Global musical culture is dominated by music of the African diaspora as filtered through American pop. This music is beat-driven, cyclical and percussion-centered. However, music education in America is focused heavily on the European common-practice era classical tradition, which is focused more on linear melodies and harmonies. There is a wide disconnect between the music animating the inner and social lives of young people and the music they encounter in school and formal lessons. While this disconnect is typically framed in terms of “low” versus “high “culture, the true conflict is between two different conceptions of what the most important and salient components of music are: melody and harmony, or rhythm and groove. In western tradition, melody is broadly considered to be the fundamental basis of music. In the dance music derived from the African diaspora (including nearly all of American popular music), rhythm is the fundamental basis.

In our Eurocentric pedagogical tradition, rhythm is a neglected subject compared to melody and harmony.

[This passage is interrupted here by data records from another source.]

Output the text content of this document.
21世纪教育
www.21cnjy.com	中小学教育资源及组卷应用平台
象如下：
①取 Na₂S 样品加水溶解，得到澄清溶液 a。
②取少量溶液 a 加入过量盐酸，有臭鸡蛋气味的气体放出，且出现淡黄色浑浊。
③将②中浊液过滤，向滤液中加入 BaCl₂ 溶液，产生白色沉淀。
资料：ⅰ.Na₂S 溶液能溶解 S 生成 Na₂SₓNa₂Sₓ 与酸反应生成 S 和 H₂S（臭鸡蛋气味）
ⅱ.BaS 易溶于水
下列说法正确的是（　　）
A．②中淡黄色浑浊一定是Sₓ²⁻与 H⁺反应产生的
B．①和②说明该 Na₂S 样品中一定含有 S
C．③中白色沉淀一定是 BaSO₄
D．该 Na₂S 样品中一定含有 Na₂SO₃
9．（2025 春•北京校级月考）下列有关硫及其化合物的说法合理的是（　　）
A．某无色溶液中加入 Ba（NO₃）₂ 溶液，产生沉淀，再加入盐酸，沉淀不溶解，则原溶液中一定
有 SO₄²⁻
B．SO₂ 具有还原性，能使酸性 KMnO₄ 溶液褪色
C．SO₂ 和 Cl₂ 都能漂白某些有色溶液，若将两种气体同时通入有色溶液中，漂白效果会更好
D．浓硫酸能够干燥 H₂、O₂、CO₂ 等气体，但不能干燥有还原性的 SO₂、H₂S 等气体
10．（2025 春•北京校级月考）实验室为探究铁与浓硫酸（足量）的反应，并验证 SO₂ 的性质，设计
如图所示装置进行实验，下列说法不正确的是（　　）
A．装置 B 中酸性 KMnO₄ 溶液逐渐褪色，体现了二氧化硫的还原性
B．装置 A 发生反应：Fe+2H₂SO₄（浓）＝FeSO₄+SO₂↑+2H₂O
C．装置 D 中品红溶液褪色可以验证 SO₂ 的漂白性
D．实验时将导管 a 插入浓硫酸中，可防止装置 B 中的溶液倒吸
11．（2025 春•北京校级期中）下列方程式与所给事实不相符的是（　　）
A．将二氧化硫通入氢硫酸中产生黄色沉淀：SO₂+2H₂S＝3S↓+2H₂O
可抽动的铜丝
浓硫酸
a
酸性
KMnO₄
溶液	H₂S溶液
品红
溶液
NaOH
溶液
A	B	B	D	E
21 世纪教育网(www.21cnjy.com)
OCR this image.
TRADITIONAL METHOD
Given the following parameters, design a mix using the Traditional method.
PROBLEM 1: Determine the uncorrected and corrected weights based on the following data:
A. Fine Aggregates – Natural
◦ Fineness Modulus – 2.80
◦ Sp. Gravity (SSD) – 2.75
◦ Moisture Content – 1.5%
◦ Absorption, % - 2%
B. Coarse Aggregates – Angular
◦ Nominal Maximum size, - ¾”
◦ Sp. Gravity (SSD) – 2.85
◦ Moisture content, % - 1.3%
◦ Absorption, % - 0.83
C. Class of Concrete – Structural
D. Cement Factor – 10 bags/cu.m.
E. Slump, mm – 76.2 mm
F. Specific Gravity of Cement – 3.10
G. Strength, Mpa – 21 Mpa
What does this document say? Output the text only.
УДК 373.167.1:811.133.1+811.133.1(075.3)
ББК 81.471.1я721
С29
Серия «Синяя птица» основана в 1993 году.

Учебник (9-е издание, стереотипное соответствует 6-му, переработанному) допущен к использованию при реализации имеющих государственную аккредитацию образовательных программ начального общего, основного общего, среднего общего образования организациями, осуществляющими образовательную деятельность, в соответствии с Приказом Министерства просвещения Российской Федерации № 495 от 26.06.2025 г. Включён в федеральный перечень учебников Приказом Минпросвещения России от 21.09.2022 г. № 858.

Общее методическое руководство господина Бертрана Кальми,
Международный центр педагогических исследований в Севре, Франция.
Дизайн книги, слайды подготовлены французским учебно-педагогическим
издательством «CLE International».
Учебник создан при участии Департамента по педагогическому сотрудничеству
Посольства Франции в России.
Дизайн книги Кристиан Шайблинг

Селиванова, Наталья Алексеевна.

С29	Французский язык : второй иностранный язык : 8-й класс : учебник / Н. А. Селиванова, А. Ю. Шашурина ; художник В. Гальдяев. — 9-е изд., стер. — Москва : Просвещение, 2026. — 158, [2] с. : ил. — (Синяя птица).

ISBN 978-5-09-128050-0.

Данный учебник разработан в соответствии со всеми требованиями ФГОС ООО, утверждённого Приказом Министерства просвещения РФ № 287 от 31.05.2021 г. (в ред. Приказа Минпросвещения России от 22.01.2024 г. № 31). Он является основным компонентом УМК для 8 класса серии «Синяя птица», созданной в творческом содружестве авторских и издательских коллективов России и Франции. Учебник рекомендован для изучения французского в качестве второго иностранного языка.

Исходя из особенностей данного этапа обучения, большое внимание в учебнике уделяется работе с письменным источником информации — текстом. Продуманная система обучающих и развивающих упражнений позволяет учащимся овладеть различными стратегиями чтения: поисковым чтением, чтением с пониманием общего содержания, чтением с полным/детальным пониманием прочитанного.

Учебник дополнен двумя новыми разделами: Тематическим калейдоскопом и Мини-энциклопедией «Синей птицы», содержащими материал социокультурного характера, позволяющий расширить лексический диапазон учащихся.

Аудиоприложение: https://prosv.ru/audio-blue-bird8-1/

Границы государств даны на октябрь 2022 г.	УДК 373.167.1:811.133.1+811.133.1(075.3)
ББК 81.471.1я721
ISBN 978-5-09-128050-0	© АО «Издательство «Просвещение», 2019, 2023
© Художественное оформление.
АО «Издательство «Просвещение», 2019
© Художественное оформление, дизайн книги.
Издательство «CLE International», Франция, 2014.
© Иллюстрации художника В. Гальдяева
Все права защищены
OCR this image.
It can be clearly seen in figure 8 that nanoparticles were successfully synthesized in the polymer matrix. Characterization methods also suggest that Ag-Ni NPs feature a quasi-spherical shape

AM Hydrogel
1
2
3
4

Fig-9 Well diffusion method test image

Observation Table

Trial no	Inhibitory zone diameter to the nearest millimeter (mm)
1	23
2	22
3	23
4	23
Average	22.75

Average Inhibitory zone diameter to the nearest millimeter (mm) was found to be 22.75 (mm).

Dance music is generally considered to be insufficiently sophisticated or artistically legitimate to merit inclusion in the music classroom. Students who hold this music close to their hearts and want to create it for themselves must primarily learn to do so outside of school, on their own or in ad hoc peer settings. Music teachers who recognize the artistic significance of beat-driven dance music and wish to include it in the classroom similarly face a lack of good teaching materials. While other cultures have rich pedagogical traditions around drumming and rhythm generally, in America such pedagogical materials are specialized, and are not as accessible to musicians generally; certainly not to novices.

In the past decades, there has been an explosive growth in software both for producing and recording music, and for learning it. However, little of this software addresses rhythm in a way that is authentically connected to dance music. There has also been a proliferation of software tools for the production of dance music, but while these are highly culturally authentic, they can be as intimidating to the novice as standard music notation.

The Drum Loop is an iOS app that is designed to fill the vacuum in rhythm pedagogy. It uses a simple and intuitive interface to introduce complete novices to the creation of dance, rock, hip-hop and Afro-Cuban beats. Rather than presenting users with a daunting blank slate, each exercise in the app is centered around a preexisting, culturally significant, “real world” beat. The user may then alter and customize this beat, within certain constraints that guarantee a musically satisfying and idiomatically appropriate result. The exercises do not proceed through a linear sequence with concrete goals and milestones; rather, they encourage a spirit of discovery, of experimentation through trial and error. Users are free to define success on their own terms according to their own tastes. More advanced users can also use the Drum Loop as an ordinary drum machine, without the constraints in the lessons.

The development of the Drum Loop has required a thorough examination of music visualization techniques and software interface paradigms. When examining any visual representation of music, we must ask whether it allows us to work with our figural and formal understandings (Ankney, 2012). Is the representation flexible enough to meet students’ developing knowledge of musical structure? Does it connect to preexisting musical knowledge, and does it facilitate the building of new knowledge? And on a more practical basis, can a good representation be implemented in code with a reasonable amount of effort?

As it details the background and development of the Drum Loop, this thesis addresses the following questions:

  • What are the present limitations of music education practice in the area of beginner-level rhythm teaching?
  • How can beginner-level music education be made more effective, more engaging and more inclusive?
  • How can software support better music learning generally, and rhythmic learning in particular? Which visualization and notation methods are the most intuitive? Which beginner-level applications scaffold more advanced learning?
  • How does the Drum Loop address the questions above? What vacuum does it fill in the present music education software landscape?
  • What was the rationale behind the Drum Loop’s design? How did the development process inform the final product? What future work remains to be done?
  • Can the Drum Loop be of value in the learning of subjects other than music?